Italy government bonds downgraded by Moody’s

Moody’s Investors Service Monday downgraded Italy’s government bond ratings to “A2” with a negative outlook from “Aa2,” the result of high debt, a weak global economy and political uncertainties that delay corrective action.

While the change moves the rating down three notches, it is still investment grade. Moody’s affirmed the short-term ratings at Prime-1.

Moody’s said the size of the rating action is largely driven by the sustained increase in the country’s susceptibility to financial shocks, however, the “A2” rating indicates the risk of default by Italy remains remote.

“Nonetheless, Moody’s believes that the structural shift in sentiment in the euro area funding market implies increased vulnerability of this country to loss of market access at affordable rates that is incompatible with a ‘Aa’ rating,” the analysts said.

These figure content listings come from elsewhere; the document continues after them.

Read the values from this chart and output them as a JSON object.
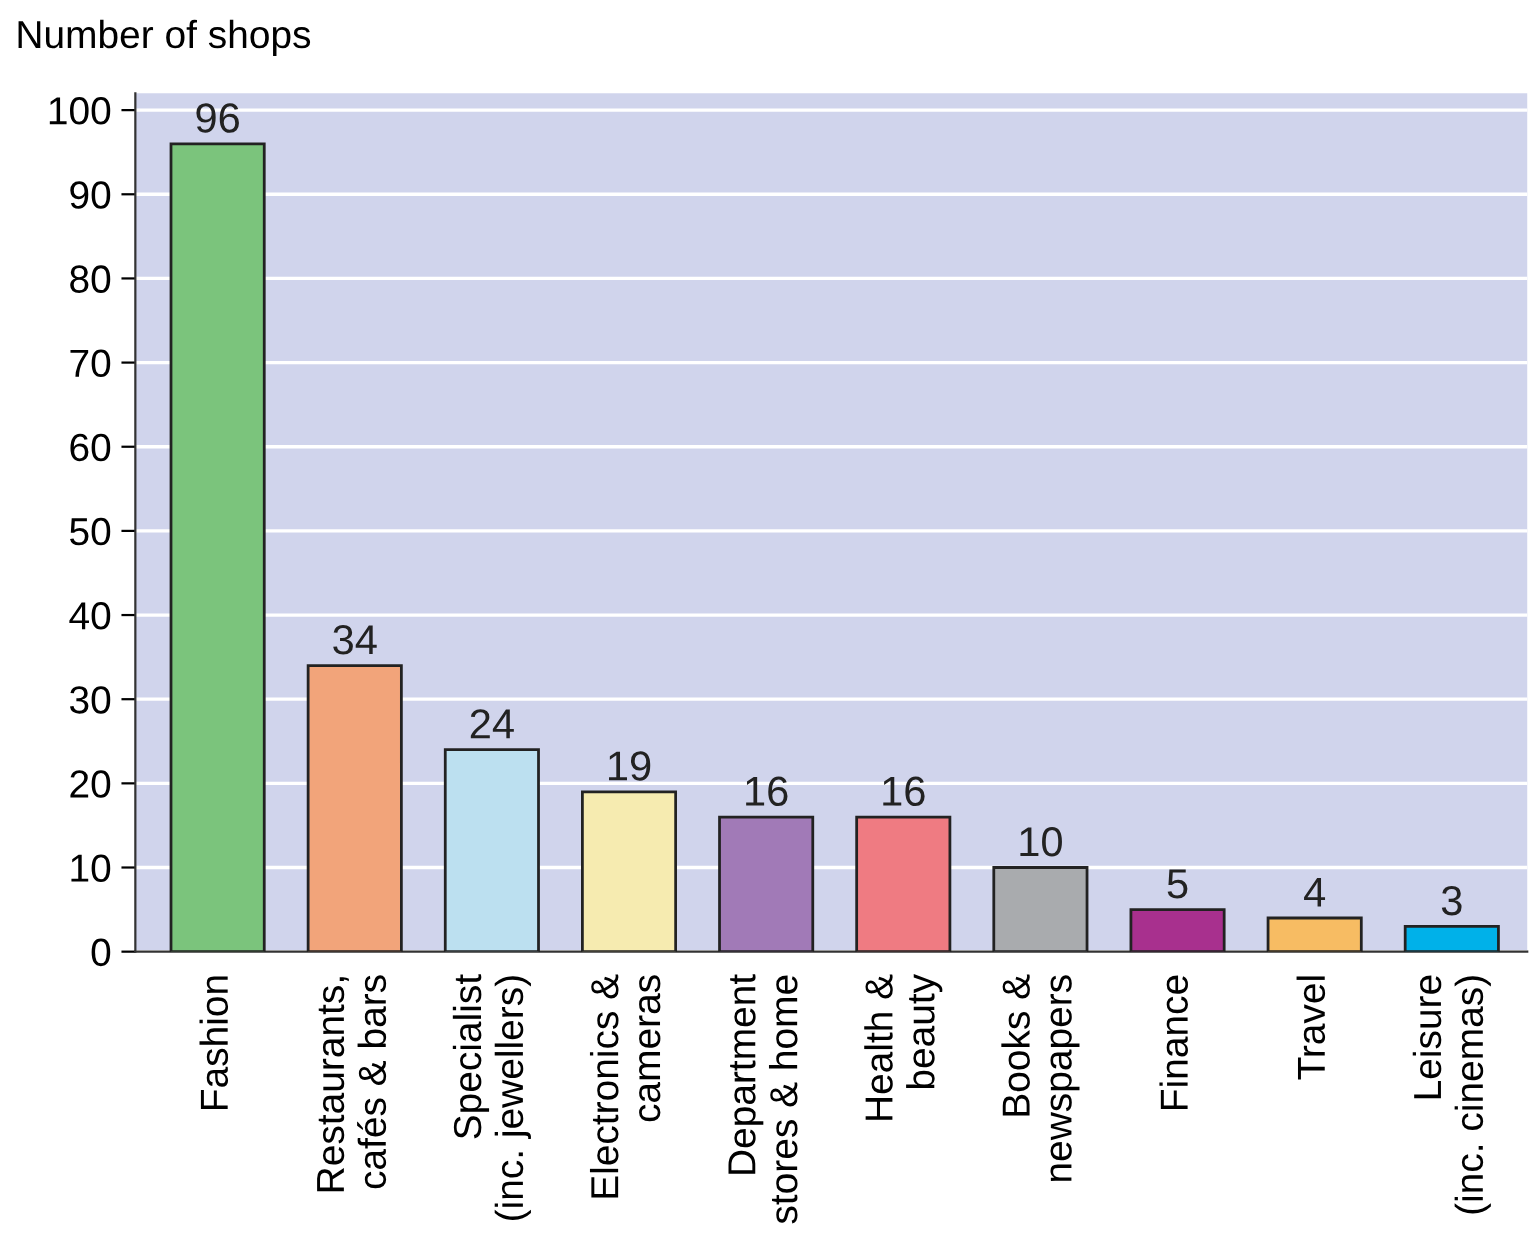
{
  "chart_data": {
    "type": "bar",
    "ylabel": "Number of shops",
    "categories": [
      "Fashion",
      "Restaurants,\ncafés & bars",
      "Specialist\n(inc. jewellers)",
      "Electronics &\ncameras",
      "Department\nstores & home",
      "Health &\nbeauty",
      "Books &\nnewspapers",
      "Finance",
      "Travel",
      "Leisure\n(inc. cinemas)"
    ],
    "values": [
      96,
      34,
      24,
      19,
      16,
      16,
      10,
      5,
      4,
      3
    ],
    "colors": [
      "#7bc47c",
      "#f2a47a",
      "#bce0f0",
      "#f6ebb0",
      "#a17ab7",
      "#ef7b82",
      "#a9abae",
      "#a8308e",
      "#f7bc63",
      "#00b1e9"
    ],
    "ylim": [
      0,
      102
    ],
    "yticks": [
      0,
      10,
      20,
      30,
      40,
      50,
      60,
      70,
      80,
      90,
      100
    ],
    "grid": "y",
    "data_labels": true
  }
}
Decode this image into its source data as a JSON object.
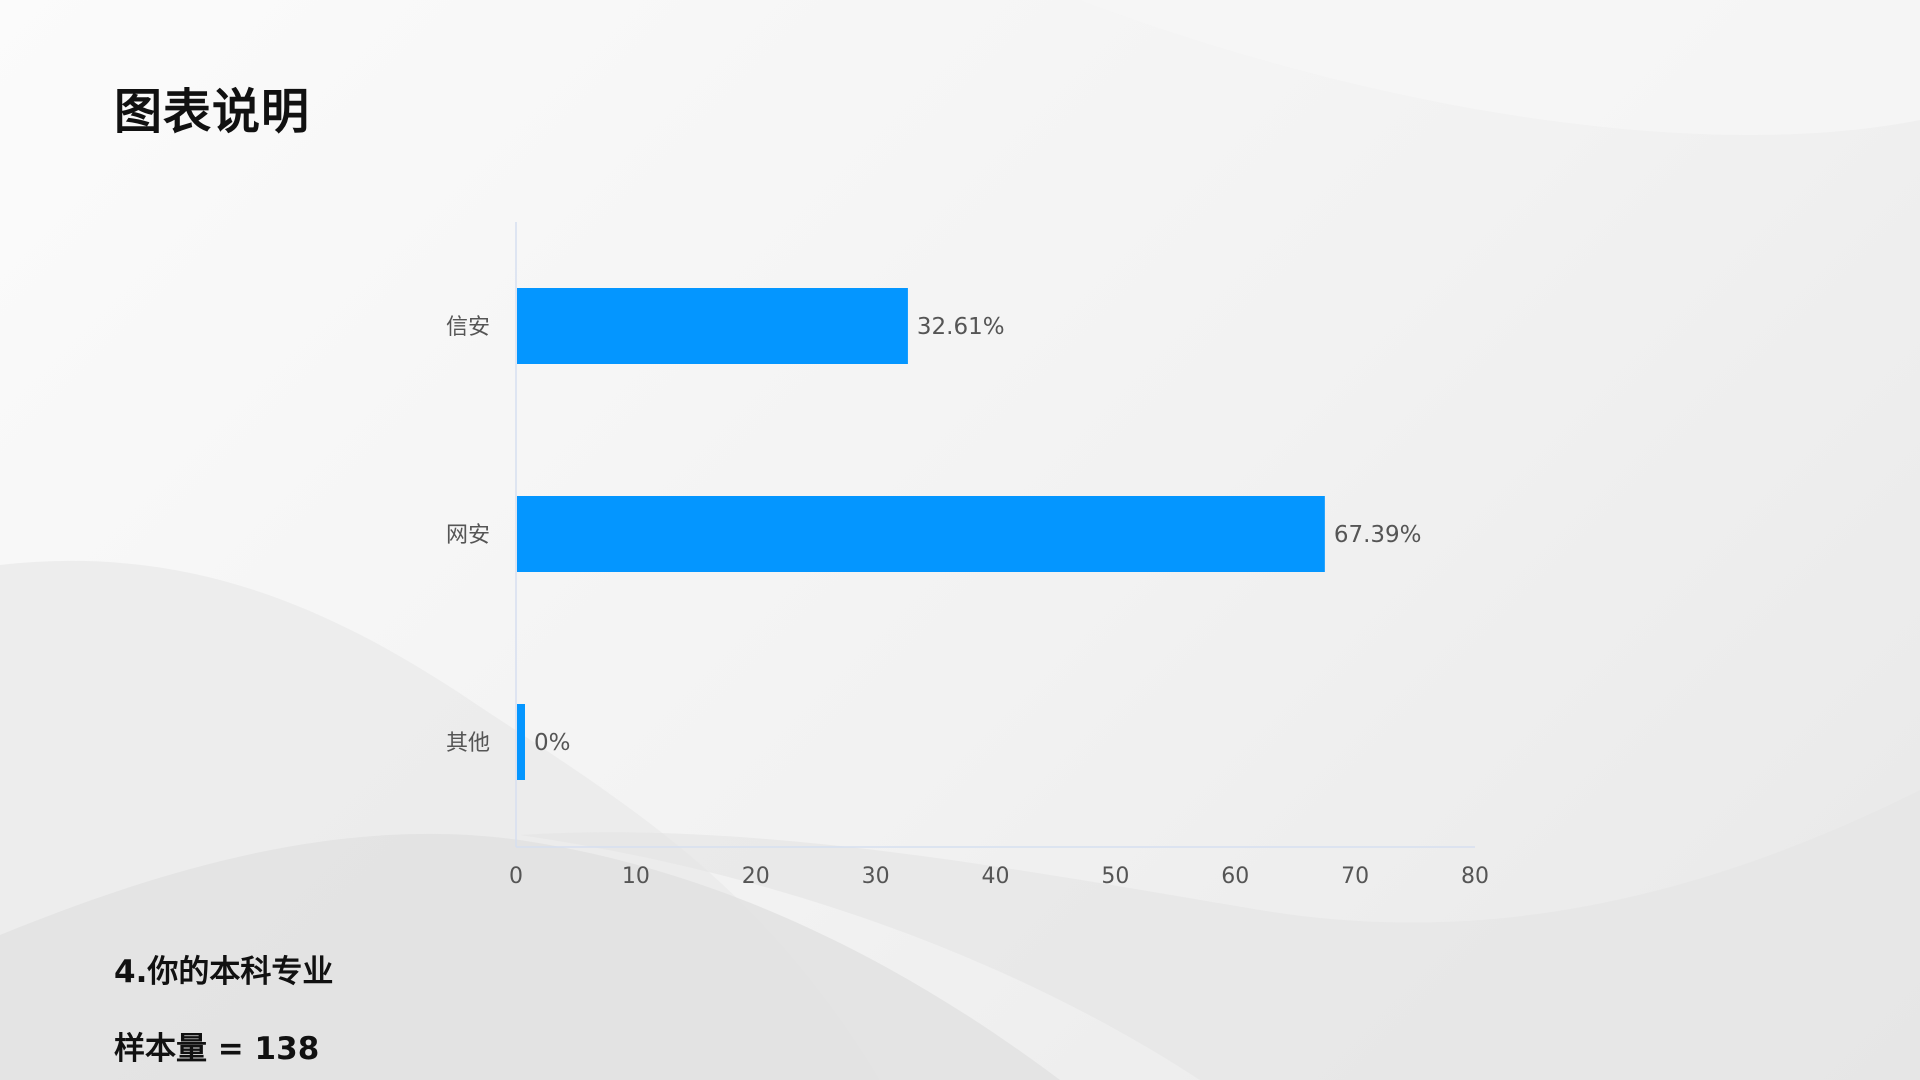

The action follows the Sept. 19 one-notch downgrade by Standard & Poor’s Ratings Services, which cut Italy’s long- and short-term sovereign credit ratings to “A/A-1” from “A+/A-1+.” That rating is still five steps above junk status. S&P analysts cited weakening economic growth for the nation and higher-than-expected levels of government debt.

The European Central Bank had demanded stiff austerity measures but doubts persist about how serious Italy is about coming to grips with its debt.

The Italian economy continues to face significant challenges due to structural economic weaknesses including low productivity and important labor and product market rigidities, Moody’s said. These problems have slowed growth rates over the past decade and continue to hinder the economy’s recovery from the severe 2009 recession.

The government’s reform plans have only just started to address some of these structural challenges.

The negative outlook reflects the uncertain market environment and the risk of further deterioration in investor sentiment, which could constrain the country’s access to the public debt markets. If such risks were to materialize and the long-term availability of external sources of liquidity support remain uncertain, the country’s rating could fall further, Moody’s said.

Italy is a frequent debt issuer with refinancing needs of more than 200 billion euros ($267.12 billion) in 2012, Moody’s said.

Although future policy actions within the euro area could reduce investors’ concerns and stabilize funding markets, the opposite is also increasingly possible, the analysts said. Even if policy actions were to succeed in the short term in returning some degree of normality to euro area sovereign debt markets, the underlying fragility and loss of confidence is deep and likely to be sustained.